To illustrate, think of a few of the currently illegal vices: recreational drug use, gambling, prostitution. With some exceptions, the left has been in favor of legalization or decriminalization of these activities. Now think of legal vices: gluttony, cigarette smoking, alcohol use. On these habits, we’ve supported bans, onerous restrictions on place and time of consumption, and increasingly aggressive fines and taxes. There seems very little consistency between these positions, and few have even attempted justifying the differences. Progressives have been guilty of letting our temperament rather than our reason guide the policies; bans on activities like drug use are seen as naïve or old-fashioned, but legal vices like cigarette smoking are public-health or collective-action problems to be solved through brute government action.

As a case in point, look at Andrew Cuomo, who gave mild approval to the NYC soda ban by saying it “can only do good.” At the same time, he is pushing to allow up to seven casinos to operate in New York state, including Manhattan. (Mayor Bloomberg, for his part, believes New York City has enough demand for multiple casinos.) Now, gambling has all of the downsides that proponents of soda regulation have cited. It harms the user; it harms the community through family disruption and unpaid debts (one study found that casinos actually export 10 percent higher bankruptcy rates back to tourists’ home states); and it has no upside in the form of a product or good, just as soda has no nutrition. But just as the first vice is being loosened, the second is being tightened.

Or take pot: At the same time as liberals push for decriminalization and legalization of marijuana and harder drugs, we have been supporting restrictions on cigarettes that have become onerous enough in NYC to approach a de facto ban, if not an explicit one. To borrow a term from physics, what could be the grand unified theory behind these positions? One would be public health: Cigarettes and obesity are more physically detrimental than marijuana and extra- or premarital sex. If government can ameliorate these negative results, why shouldn’t it? But this raises the obvious question of why ruining one’s health is worth responding to but ruining one’s finances at a casino isn’t. Further, though marijuana is not as harmful as cigarette smoke, it still has carcinogens, and is correlated with a variety of negative results including high-school dropout rates and likelihood of committing some forms of crime. Even if any negatives from pot are minor, it’s hard to believe that reforming its legal status would be high on the priority list of someone solely concerned with public health. Nonetheless, progressives have long defended vices like marijuana and sexual mores like prostitution with language strikingly similar to the way conservatives attacked Bloomberg’s soda ban: Government shouldn’t intrude into the private lives of individuals, especially activities having to do with their own bodies.

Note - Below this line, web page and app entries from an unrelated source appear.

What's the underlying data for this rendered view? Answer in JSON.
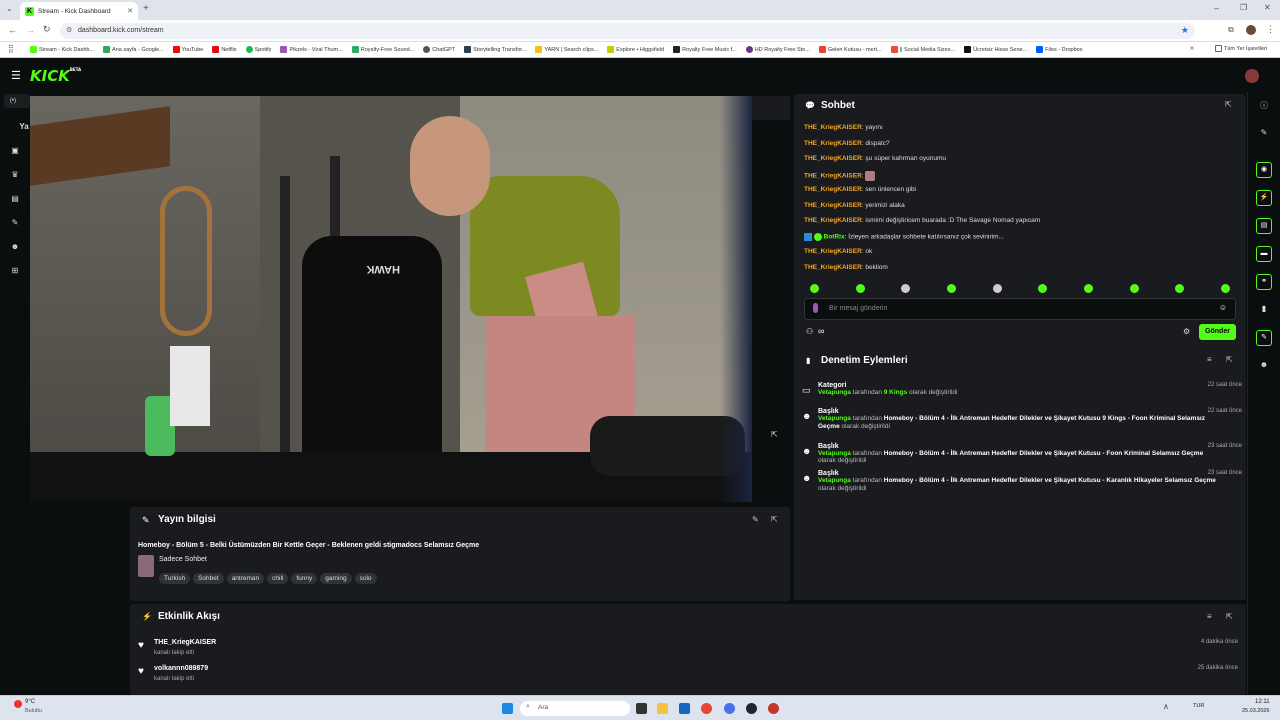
{
  "browser": {
    "tab_title": "Stream - Kick Dashboard",
    "url": "dashboard.kick.com/stream",
    "bookmarks": [
      "Stream - Kick Dashb...",
      "Ana sayfa - Google...",
      "YouTube",
      "Netflix",
      "Spotify",
      "Pikzels - Viral Thum...",
      "Royalty-Free Sound...",
      "ChatGPT",
      "Storytelling Transfor...",
      "YARN | Search clips...",
      "Explore • Higgsfield",
      "Royalty Free Music f...",
      "HD Royalty Free Sto...",
      "Gelen Kutusu - mert...",
      "|| Social Media Sizes...",
      "Ücretsiz Hisse Sene...",
      "Files - Dropbox"
    ],
    "all_bookmarks": "Tüm Yer İşaretleri"
  },
  "site": {
    "logo": "KICK",
    "logo_badge": "BETA",
    "left_label": "Ya"
  },
  "chat": {
    "title": "Sohbet",
    "messages": [
      {
        "user": "THE_KriegKAISER",
        "text": ": yayını"
      },
      {
        "user": "THE_KriegKAISER",
        "text": ": dispatc?"
      },
      {
        "user": "THE_KriegKAISER",
        "text": ": şu süper kahrman oyunumu"
      },
      {
        "user": "THE_KriegKAISER",
        "text": ":"
      },
      {
        "user": "THE_KriegKAISER",
        "text": ": sen ünlencen gibi"
      },
      {
        "user": "THE_KriegKAISER",
        "text": ": yerimizi alaka"
      },
      {
        "user": "THE_KriegKAISER",
        "text": ": ismimi değiştiricem buarada :D The Savage Nomad yapıcam"
      },
      {
        "user": "BotRix",
        "text": ": İzleyen arkadaşlar sohbete katılırsanız çok sevinirim..."
      },
      {
        "user": "THE_KriegKAISER",
        "text": ": ok"
      },
      {
        "user": "THE_KriegKAISER",
        "text": ": bekliom"
      }
    ],
    "placeholder": "Bir mesaj gönderin",
    "send": "Gönder",
    "viewer_count": "∞"
  },
  "moderation": {
    "title": "Denetim Eylemleri",
    "items": [
      {
        "type": "Kategori",
        "actor": "Vetapunga",
        "mid": " tarafından ",
        "bold": "9 Kings",
        "suffix": " olarak değiştirildi",
        "time": "22 saat önce"
      },
      {
        "type": "Başlık",
        "actor": "Vetapunga",
        "mid": " tarafından ",
        "bold": "Homeboy - Bölüm 4 - İlk Antreman Hedefler Dilekler ve Şikayet Kutusu 9 Kings - Foon Kriminal Selamsız Geçme",
        "suffix": " olarak değiştirildi",
        "time": "22 saat önce"
      },
      {
        "type": "Başlık",
        "actor": "Vetapunga",
        "mid": " tarafından ",
        "bold": "Homeboy - Bölüm 4 - İlk Antreman Hedefler Dilekler ve Şikayet Kutusu - Foon Kriminal Selamsız Geçme",
        "suffix": " olarak değiştirildi",
        "time": "23 saat önce"
      },
      {
        "type": "Başlık",
        "actor": "Vetapunga",
        "mid": " tarafından ",
        "bold": "Homeboy - Bölüm 4 - İlk Antreman Hedefler Dilekler ve Şikayet Kutusu - Karanlık Hikayeler Selamsız Geçme",
        "suffix": " olarak değiştirildi",
        "time": "23 saat önce"
      }
    ]
  },
  "stream_info": {
    "title": "Yayın bilgisi",
    "stream_title": "Homeboy - Bölüm 5 - Belki Üstümüzden Bir Kettle Geçer - Beklenen geldi stigmadocs Selamsız Geçme",
    "category": "Sadece Sohbet",
    "tags": [
      "Turkish",
      "Sohbet",
      "antreman",
      "chill",
      "funny",
      "gaming",
      "solo"
    ]
  },
  "activity": {
    "title": "Etkinlik Akışı",
    "items": [
      {
        "user": "THE_KriegKAISER",
        "action": "kanalı takip etti",
        "time": "4 dakika önce"
      },
      {
        "user": "volkannn089879",
        "action": "kanalı takip etti",
        "time": "25 dakika önce"
      }
    ]
  },
  "taskbar": {
    "weather_temp": "9°C",
    "weather_desc": "Bulutlu",
    "search": "Ara",
    "lang": "TUR",
    "time": "12:11",
    "date": "25.03.2026"
  },
  "colors": {
    "accent": "#53fc18",
    "username": "#f5a623",
    "bg": "#0b0e0f",
    "card": "#191b1f"
  }
}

To be fair, not all of these hypocrisies are true of all Democrats: President Obama’s Justice Department executed a crackdown on Internet gambling so severe that industry members refer to it as “Black Friday.” There have been strong feminist arguments against prostitution. And certainly many of the positions I cite are held by progressive intellectuals and opinion-makers rather than rank-and-file politicians; liberalization of vices especially can still be a third rail in politics.

But my worry is that progressives, who correctly pride themselves on a tradition of pragmatism and sound public policy, are increasingly letting cultural and temperamental biases cloud their preferences when it comes to regulation of vices. I think most would agree that liberals find psychoactive drugs and various forms of recreational sex somehow “better” than smoking or unhealthy fast-food food consumption. Policy preferences have followed.

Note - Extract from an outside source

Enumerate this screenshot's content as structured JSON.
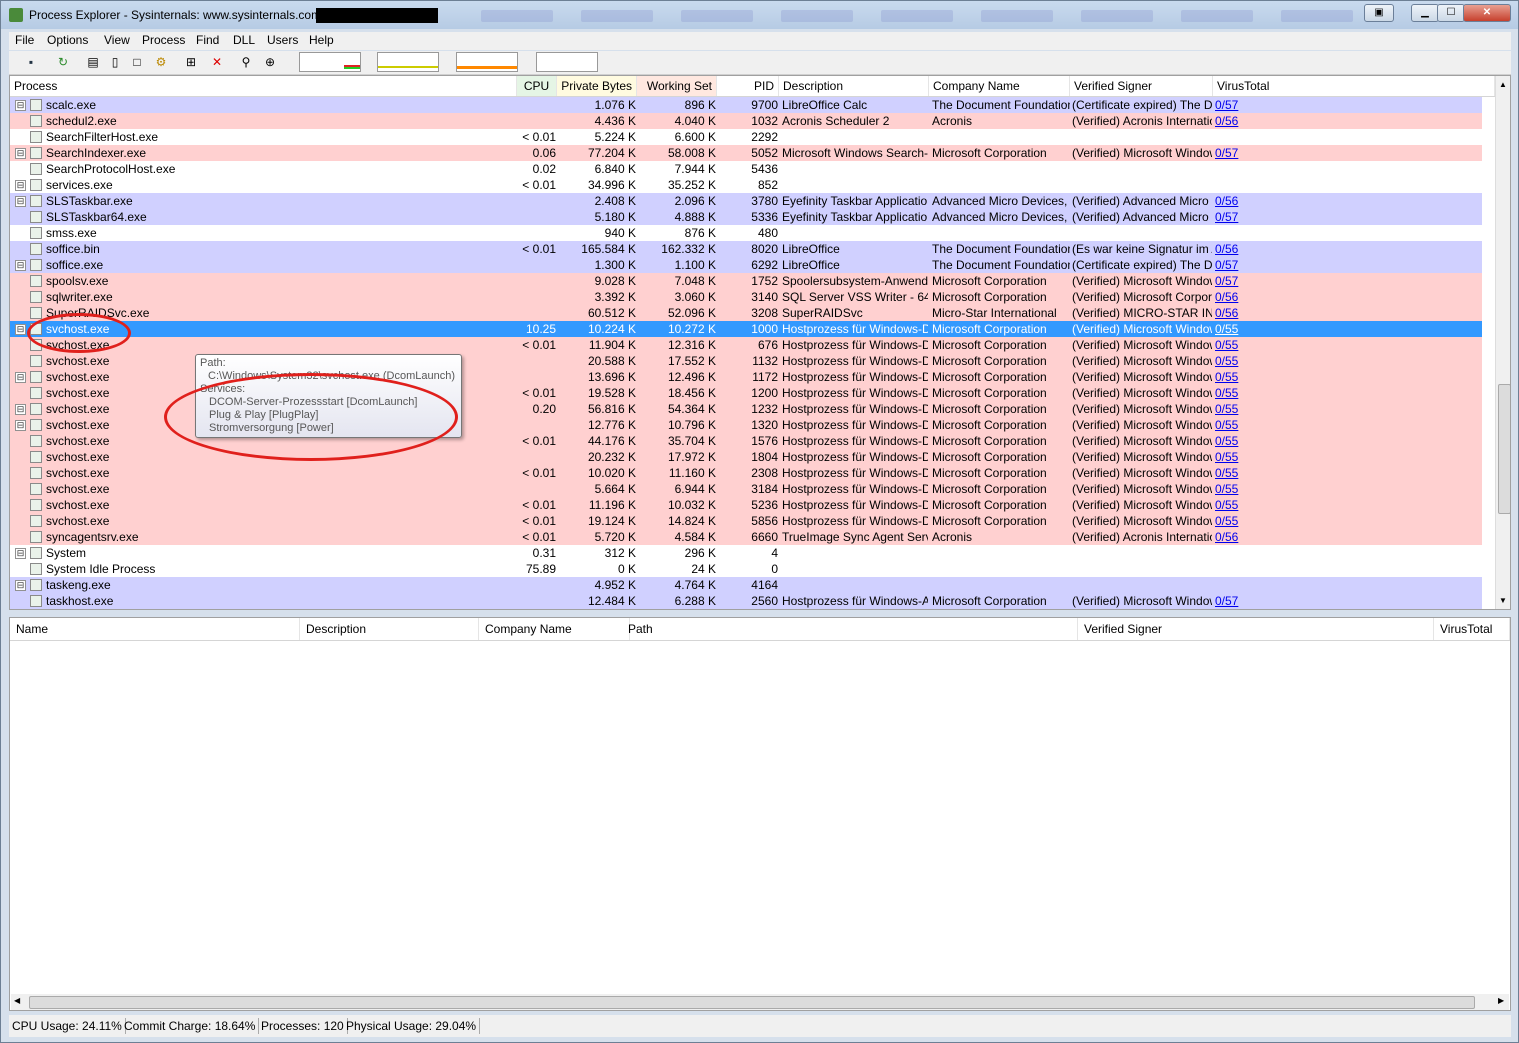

Even more worrying is the classist element that sometimes permeates these laws. Those with a yearly income lower than $24,000 have a smoking rate above 30 percent, while those who make more than $60,000 a year are 16 percent or lower. Fast-food consumption rises as household income rises up to $60,000, but falls as income increases past that. The very cheap alcohol-caffeine combination of Four Loko was banned out of existence, while someone able to pay more can walk into a bar and order a rum and coke or vodka and Red Bull. Proponents of these restrictions sometimes argue that obesity or alcoholism are greater problems among the poor, but that seems like weak tea as a justification for blatantly hypocritical policies.

But more important than income level is a kind of cultural elitism. Someone who buys a 20-ounce, 330-calorie Starbucks cinnamon dolce latte is viewed differently than someone buying a 20-ounce, 290-calorie Mountain Dew from McDonald’s. The latte would be allowed under Bloomberg’s ban, the Mountain Dew not. Similarly, marijuana smoking has a cultural cachet that cigarettes have lost. In fact teenagers now smoke pot more than they smoke cigarettes.

This isn’t to complain about class or culture; they’re inevitable, and inevitably intertwined. But we as progressives need to have better reasons for our inconsistencies than our own biases. They’re no way to make public policy that treats everyone equally—which is, after all, the goal of progressivism.

Jack Meserve is the managing editor of Democracy: A Journal of Ideas.